Kylie Gusset knows most of Australia’s wool is sent offshore for processing, which makes the yarn dyer deadly serious about developing this nation’s homegrown wool processing industry.
This week the Melbourne-based businesswoman is working toward a September 10 noon deadline to raise $33,000 via the online ‘crowd-sourced’ funding website Pozible to finance turning one tonne of greasy Cormo wool from Tasmania into yarn, without sending anything offshore.
The Cormo breed was developed on Dungrove near Bothwell by Ian and Anne Downie, who first crossed Corriedales with Saxon Merinos more than 50 years ago.
Ian Downie’s son, Peter said, until two years ago the 20 micron Dungrove clip was made into socks in the United States, but it is now sold in greasy form on the auction market.
He and wife Anne run 1000 stud ewes and 15,000 commercials. The handful of Cormo breeders in Tasmania and Victoria run about 40,000 ewes. Peter Downie said he had not seen Cormo wool processed into a product in Australia.
“It is good to see people enthusiastic about wool,” he said of the Pozible project.
Pozible partner Alan Crabbe said the Cormo yarn idea was unique. The website had fostered 140 successful projects since May last year, including short films and album releases.
Kylie said the Cormo project was her first opportunity to source wool from unmulesed, sustainably farmed Australian sheep. She is seeking pledges for the Cormo yarn at a price of $215 a kilogram plus postage, promoting the project on Pozible as supporting a rare breed, lowering the wool’s carbon footprint (through domestic processing) and supporting Australian jobs.
Up to Tuesday, Kylie had about $22,000 pledged by 190 people, of the $33,000 needed to get the wool processed into yarn in Victoria. Cormo wool is popular among spinners and knitters overseas, with the greasy wool from imported sheep selling in the United States for US$2.50 an ounce or $US88 (A$84) a kilogram.
She recently took a black Cormo fleece to the Sock Summit in Portland, Oregon, to judge how popular the wool might be. The fleece was raffled for $350 to benefit the Doctors Without Borders charity.
Brunswick knitting teacher Julia Billings has invested in the Pozible Cormo yarn project after experiencing the wool at a Bothwell Spin-In in March this year.
“I thought it felt beautiful and couldn’t believe that we didn’t have any Australian Cormo yarn available.”
Kylie spent weeks researching the limited domestic scouring, topmaking and spinning options for the Cormo project, so she was frustrated to hear that Australian Wool Innovation chief executive Stuart McCullough didn’t think woolgrowers’ levy funds should be put toward developing domestic wool processing.

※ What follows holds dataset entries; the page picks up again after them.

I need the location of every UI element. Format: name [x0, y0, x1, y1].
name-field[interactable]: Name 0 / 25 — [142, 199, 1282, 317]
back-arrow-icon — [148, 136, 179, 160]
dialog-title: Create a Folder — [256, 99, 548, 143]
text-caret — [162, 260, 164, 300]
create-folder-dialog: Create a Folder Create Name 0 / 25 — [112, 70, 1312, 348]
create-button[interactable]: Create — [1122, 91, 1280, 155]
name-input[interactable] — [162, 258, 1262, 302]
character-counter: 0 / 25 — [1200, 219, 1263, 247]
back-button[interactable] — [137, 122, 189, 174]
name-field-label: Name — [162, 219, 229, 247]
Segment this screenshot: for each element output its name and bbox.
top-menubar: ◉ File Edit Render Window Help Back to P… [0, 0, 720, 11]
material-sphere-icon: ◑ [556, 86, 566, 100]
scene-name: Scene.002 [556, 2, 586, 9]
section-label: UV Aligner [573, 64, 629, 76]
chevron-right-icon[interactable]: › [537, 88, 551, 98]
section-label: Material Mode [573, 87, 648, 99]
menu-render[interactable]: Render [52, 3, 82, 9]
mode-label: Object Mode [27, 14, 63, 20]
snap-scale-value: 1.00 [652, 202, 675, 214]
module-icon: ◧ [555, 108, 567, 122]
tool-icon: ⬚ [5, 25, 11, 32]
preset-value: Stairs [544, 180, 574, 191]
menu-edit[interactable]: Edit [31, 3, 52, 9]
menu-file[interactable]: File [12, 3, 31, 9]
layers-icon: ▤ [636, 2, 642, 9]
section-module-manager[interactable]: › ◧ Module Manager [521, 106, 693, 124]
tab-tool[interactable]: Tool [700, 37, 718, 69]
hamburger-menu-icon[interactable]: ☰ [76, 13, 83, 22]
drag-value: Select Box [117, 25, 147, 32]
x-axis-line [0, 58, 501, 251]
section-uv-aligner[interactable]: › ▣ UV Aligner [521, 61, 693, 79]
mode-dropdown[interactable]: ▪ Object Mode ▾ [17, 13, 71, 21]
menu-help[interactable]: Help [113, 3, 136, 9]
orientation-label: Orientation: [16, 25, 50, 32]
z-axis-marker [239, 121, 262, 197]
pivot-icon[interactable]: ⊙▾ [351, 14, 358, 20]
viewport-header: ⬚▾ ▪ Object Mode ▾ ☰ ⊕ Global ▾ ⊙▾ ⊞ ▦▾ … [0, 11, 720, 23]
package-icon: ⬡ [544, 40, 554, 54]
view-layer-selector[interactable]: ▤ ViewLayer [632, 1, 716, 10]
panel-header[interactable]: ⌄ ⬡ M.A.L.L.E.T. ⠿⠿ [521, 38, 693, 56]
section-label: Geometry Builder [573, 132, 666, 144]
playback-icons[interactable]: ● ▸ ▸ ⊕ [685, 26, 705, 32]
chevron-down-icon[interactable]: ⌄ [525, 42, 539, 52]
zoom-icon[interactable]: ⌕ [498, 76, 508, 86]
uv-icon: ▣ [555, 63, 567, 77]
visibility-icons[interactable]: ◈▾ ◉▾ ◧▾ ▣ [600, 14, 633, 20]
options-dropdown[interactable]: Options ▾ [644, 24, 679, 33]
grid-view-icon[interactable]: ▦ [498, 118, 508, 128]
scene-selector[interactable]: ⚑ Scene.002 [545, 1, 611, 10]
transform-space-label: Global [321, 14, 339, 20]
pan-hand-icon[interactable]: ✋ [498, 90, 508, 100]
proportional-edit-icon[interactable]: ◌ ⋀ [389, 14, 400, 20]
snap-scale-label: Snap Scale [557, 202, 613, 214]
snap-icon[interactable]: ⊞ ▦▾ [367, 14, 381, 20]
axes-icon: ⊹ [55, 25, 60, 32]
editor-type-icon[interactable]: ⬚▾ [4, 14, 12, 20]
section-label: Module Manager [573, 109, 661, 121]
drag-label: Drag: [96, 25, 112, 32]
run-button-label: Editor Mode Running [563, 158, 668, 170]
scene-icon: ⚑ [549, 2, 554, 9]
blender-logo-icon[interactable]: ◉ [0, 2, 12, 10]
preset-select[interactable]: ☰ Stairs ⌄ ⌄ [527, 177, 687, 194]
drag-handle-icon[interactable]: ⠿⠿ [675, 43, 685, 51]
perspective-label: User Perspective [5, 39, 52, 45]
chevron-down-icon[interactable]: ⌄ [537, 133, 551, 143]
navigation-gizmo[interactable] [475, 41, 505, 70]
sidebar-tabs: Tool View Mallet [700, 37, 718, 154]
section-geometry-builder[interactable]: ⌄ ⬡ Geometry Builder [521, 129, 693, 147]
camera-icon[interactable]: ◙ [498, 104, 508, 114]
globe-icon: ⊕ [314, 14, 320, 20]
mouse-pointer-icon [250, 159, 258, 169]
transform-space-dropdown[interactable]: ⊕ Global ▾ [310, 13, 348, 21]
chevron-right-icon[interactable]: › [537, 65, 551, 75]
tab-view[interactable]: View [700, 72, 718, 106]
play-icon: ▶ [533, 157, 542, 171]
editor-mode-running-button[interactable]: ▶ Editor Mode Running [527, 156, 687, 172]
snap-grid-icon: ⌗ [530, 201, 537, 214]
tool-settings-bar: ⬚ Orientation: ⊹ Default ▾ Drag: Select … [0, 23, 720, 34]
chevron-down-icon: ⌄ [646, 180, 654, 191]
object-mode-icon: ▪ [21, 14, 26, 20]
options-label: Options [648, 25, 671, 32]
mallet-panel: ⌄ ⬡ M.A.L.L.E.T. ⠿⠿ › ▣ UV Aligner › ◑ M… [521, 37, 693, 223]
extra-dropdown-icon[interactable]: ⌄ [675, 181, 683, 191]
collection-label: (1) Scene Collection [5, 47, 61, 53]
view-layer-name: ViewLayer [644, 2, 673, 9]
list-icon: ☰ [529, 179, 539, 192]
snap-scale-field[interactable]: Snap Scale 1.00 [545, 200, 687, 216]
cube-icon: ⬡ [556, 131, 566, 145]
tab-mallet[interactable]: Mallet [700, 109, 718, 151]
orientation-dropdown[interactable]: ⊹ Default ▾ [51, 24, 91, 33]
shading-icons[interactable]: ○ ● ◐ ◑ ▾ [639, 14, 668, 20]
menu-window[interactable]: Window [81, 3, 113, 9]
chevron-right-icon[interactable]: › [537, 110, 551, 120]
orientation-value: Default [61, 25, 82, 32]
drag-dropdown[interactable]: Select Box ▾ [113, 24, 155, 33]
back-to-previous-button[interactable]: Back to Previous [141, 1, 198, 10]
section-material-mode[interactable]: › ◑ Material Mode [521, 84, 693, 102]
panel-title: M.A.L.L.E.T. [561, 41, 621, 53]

“It’s a big conversation … I would love to see manufacturing return to Australia, we’ve seen all sorts of tax benefits offered to processors to set up here and it hasn’t worked.
“So should we throw woolgrowers’ money after that endeavour again? I don’t think so,” he told a Wool Week luncheon crowd in Melbourne last month.
“If you want me to put it to the board, I will ask them; it will be a quick conversation, I expect.”
Earlier Mr McCullough said AWI was planning to assist overseas countries, including Bangladesh and Peru, with their wool processing, as it has done in China.
“It’s a big issue, we’ve got $70 million dollars; we’re not going to move the needle of manufacturing away from China, but it doesn’t mean we shouldn’t be looking at it.”
Kylie said for Australia’s rare sheep breeders and the local wool processing industry to thrive they might need to “break away” from AWI.
“My jaw hits the floor when I hear things like that (Mr McCullough’s stance on domestic processing).
“If AWI continues to only seek Australian white Merino wool for export, we have no choice but to break away and form some other type of organisation that looks at rare and coloured breeds, and local processing,” she said.
“That’s what customers are looking for and AWI is literally pulling the wool over people’s eyes.”